Naked Lunch

by William S. Burroughs

Naked Lunch CoverNaked Lunch should be thought of less as a book and more as an undertaking. It took me multiple attempts to trudge through the “narrative” and actually––I assume––somewhat walk away with a bit of understanding of what I witnessed. I will also admit that the humour passed me by more-or-less unnoticed until this time around, disguised in––sometimes, going hand-in-hand with––layers of disgust, discomfort, and homo-eroticism.

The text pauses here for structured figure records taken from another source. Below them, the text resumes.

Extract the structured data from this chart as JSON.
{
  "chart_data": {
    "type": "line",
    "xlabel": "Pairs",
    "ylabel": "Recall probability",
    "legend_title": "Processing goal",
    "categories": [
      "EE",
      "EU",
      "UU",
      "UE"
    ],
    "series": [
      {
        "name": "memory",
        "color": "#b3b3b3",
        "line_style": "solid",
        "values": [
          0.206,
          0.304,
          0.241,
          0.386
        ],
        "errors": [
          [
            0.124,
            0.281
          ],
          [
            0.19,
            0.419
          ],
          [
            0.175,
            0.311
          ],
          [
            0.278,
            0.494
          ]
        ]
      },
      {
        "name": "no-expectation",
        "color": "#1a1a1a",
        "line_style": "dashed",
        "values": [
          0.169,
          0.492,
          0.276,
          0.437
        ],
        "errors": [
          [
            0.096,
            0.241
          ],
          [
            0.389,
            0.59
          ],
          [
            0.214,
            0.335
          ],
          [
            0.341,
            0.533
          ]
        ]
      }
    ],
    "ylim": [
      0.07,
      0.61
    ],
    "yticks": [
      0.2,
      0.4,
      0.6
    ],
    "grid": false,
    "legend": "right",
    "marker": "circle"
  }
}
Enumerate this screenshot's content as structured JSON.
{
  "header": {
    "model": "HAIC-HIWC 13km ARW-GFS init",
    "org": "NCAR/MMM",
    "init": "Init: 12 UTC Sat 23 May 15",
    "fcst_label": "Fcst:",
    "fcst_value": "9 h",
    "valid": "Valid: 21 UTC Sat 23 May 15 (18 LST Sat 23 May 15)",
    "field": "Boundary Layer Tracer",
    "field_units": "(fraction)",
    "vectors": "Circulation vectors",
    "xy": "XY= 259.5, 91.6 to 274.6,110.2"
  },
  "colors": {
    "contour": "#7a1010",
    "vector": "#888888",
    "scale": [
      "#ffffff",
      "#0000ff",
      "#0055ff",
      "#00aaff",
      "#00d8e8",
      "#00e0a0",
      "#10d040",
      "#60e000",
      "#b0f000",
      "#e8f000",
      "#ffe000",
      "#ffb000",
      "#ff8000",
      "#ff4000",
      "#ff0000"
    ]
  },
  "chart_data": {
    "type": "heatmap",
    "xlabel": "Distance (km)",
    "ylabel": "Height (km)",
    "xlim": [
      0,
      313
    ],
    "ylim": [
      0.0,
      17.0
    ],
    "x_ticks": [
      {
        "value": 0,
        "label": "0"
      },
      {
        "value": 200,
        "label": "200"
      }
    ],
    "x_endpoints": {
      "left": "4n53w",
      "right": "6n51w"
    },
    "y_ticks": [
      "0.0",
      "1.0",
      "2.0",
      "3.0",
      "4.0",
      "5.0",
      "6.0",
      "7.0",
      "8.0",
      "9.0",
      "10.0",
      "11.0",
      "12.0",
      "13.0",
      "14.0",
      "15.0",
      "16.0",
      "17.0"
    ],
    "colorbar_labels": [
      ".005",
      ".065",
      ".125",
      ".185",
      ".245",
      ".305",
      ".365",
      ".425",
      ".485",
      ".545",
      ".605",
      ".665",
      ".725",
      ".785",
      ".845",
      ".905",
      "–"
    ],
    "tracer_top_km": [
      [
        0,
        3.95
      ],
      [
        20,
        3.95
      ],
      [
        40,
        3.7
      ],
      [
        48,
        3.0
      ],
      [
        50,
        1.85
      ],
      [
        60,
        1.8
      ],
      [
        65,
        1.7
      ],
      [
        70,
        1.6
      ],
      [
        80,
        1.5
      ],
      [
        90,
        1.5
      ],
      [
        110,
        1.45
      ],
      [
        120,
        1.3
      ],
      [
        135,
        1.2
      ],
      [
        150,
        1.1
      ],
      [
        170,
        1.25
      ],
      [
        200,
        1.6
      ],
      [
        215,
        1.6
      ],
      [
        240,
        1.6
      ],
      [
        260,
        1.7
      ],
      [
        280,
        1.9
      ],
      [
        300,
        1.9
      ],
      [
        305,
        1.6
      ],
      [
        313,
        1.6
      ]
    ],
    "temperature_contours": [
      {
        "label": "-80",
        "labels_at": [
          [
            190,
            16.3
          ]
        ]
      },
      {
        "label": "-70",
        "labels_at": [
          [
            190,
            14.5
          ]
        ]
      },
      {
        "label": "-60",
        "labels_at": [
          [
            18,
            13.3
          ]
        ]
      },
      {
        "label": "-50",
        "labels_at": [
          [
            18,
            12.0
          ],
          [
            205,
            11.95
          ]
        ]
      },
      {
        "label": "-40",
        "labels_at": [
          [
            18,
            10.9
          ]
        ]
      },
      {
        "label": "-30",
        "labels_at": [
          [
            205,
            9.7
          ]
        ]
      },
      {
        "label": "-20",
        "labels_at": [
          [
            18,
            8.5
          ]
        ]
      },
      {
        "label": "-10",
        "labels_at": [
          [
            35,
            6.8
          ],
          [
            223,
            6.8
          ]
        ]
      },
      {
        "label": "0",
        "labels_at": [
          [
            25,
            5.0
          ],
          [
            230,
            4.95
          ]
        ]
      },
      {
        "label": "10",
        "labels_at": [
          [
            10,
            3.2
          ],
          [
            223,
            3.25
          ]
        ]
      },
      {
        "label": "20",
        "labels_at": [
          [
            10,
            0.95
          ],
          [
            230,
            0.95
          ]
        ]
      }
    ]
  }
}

It would be a major understatement to say that Naked Lunch is something of an oddity. Having read other experimental and avant-garde stories, I can feel Burroughs’ caress on later fiction, but nothing has been quite the same. Burroughs wrote in disjointed passages, apparently so that you can pick up the book from wherever without missing out on any plot points, if you can be so generous to suggest that anything in this book encapsulates much of a plot. I have never attempted to do anything other than read from front to back, so I’ll have to go on his word. (For the most part, I can imagine that it’s just as difficult to understand in any order; however, the skeptic in me notices that the flow may be negatively affected if spread-apart passages with verbatim repetition are read back-to-back.)

In the end, to invoke a cliché, Naked Lunch is an oxymoron: It’s both hilarious and sinister, the chilling prose of a master and the ramblings of a lunatic. I quite seriously look upon it as fine art, but it’s, most definitely, not for the faint of heart.